Inflationary pressures are eating into funding for pharmacy services and NHS England (NHSE) is duty-bound to redress the matter, the National Pharmacy Association (NPA) has said.

In a statement released yesterday (18 May), NPA chief executive Mark Lyonette also stressed the next review of pharmacy funding under the contractual framework in England must result in funding sufficient for a service-led future.

He said: ‘We frequently hear about the cost of living crisis; our members are facing a cost of doing business crisis and it’s every bit as real. The underlying underfunding, significant general inflationary pressures and specific cost increases for pharmacies stand in the way of our journey to a clinically-focused future.’

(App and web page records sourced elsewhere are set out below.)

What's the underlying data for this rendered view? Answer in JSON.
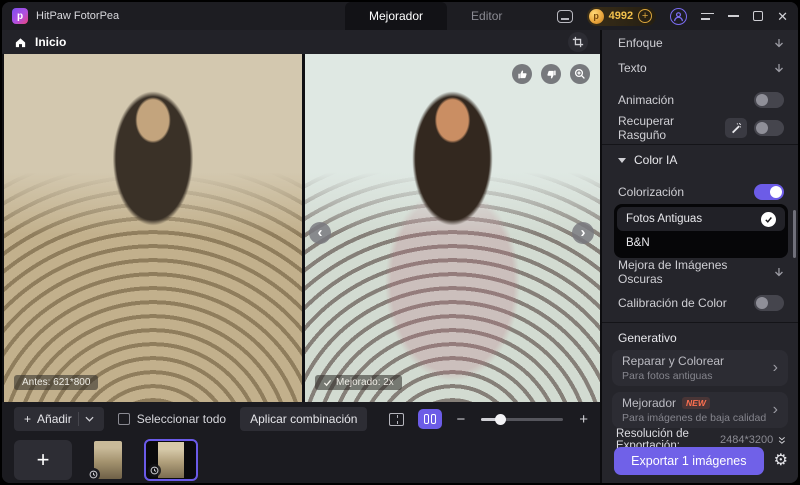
{
  "titlebar": {
    "app_name": "HitPaw FotorPea",
    "tab_mejorador": "Mejorador",
    "tab_editor": "Editor",
    "credits": "4992"
  },
  "breadcrumb": {
    "home": "Inicio"
  },
  "viewer": {
    "before_label": "Antes: 621*800",
    "after_label": "Mejorado: 2x"
  },
  "toolbar": {
    "add": "Añadir",
    "select_all": "Seleccionar todo",
    "apply_combination": "Aplicar combinación"
  },
  "sidebar": {
    "enfoque": "Enfoque",
    "texto": "Texto",
    "animacion": "Animación",
    "recuperar_rasguno": "Recuperar Rasguño",
    "color_ia": "Color IA",
    "colorizacion": "Colorización",
    "options": [
      {
        "label": "Fotos Antiguas",
        "selected": true
      },
      {
        "label": "B&N",
        "selected": false
      }
    ],
    "mejora_oscuras": "Mejora de Imágenes Oscuras",
    "calibracion": "Calibración de Color",
    "generativo": "Generativo",
    "card_repair_title": "Reparar y Colorear",
    "card_repair_subtitle": "Para fotos antiguas",
    "card_mejorador_title": "Mejorador",
    "card_mejorador_badge": "NEW",
    "card_mejorador_subtitle": "Para imágenes de baja calidad"
  },
  "export": {
    "resolution_label": "Resolución de Exportación:",
    "resolution_value": "2484*3200",
    "button": "Exportar 1 imágenes"
  },
  "colors": {
    "accent": "#6c5ce7",
    "credits_gold": "#f2c14d",
    "new_badge": "#ff7050"
  }
}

The community pharmacy contractual framework (CPCF) is now in its fourth year of a five-year settlement, after being published in July 2019. The deal between the Pharmaceutical Services Negotiating Committee (PSNC), NHSE and the Department of Health and Social Care (DHSC) capped core income at £2.59bn.

However, the NPA has calculated that, had the global sum increased in line with inflation (including future projections) throughout the five years of the deal, more than £1.2bn in funding would flow to community pharmacy by 2024.

However, it said the real level of inflation for pharmacy businesses was likely to be even higher than the CPI inflation rate, which today hit 9%.

It also highlighted that the CPCF commits to review ‘the funding model and the balance between spend on dispensing and new services’ within the settlement period part of ‘creating the capacity and funding necessary to deliver the wider shift towards a greater emphasis on service delivery’.

Staff and locum costs in the sector and medicine costs had risen dramatically, previously reporting a 71% increase in the cost of employing locum pharmacists in England, it added.

‘Pharmacies cannot pass any of these increased costs onto patients and neither can they substitute away from more expensive drugs or staff – leading to an unsustainable financial squeeze across the sector,’ continued Mr Lyonette.

‘By taking advantage of their position as the monopoly purchaser of pharmacy services to suppress funding, NHS England now risks the failure of the contractual framework’s main missions.’

In September 2020, an NPA-commissioned study predicted a £497m deficit in community pharmacy funding by 2024 and stated that the network was unsustainable under the current financial framework.

The PSNC announced in February that it had entered negotiations with DHSC, NHS England and NHS Improvement (NHSE&I) on the fourth year of the CPCF and chief executive Janet Morrison has said the community pharmacy sector is likely to regress in several ways if more funding is not granted as part of the deal.

However, the negotiating body has already said the sector is unlikely to see any additional funding for the two remaining years.

Negotiations are continuing and the PSNC said details of any agreement reached will be released to contractors ‘as soon as possible’.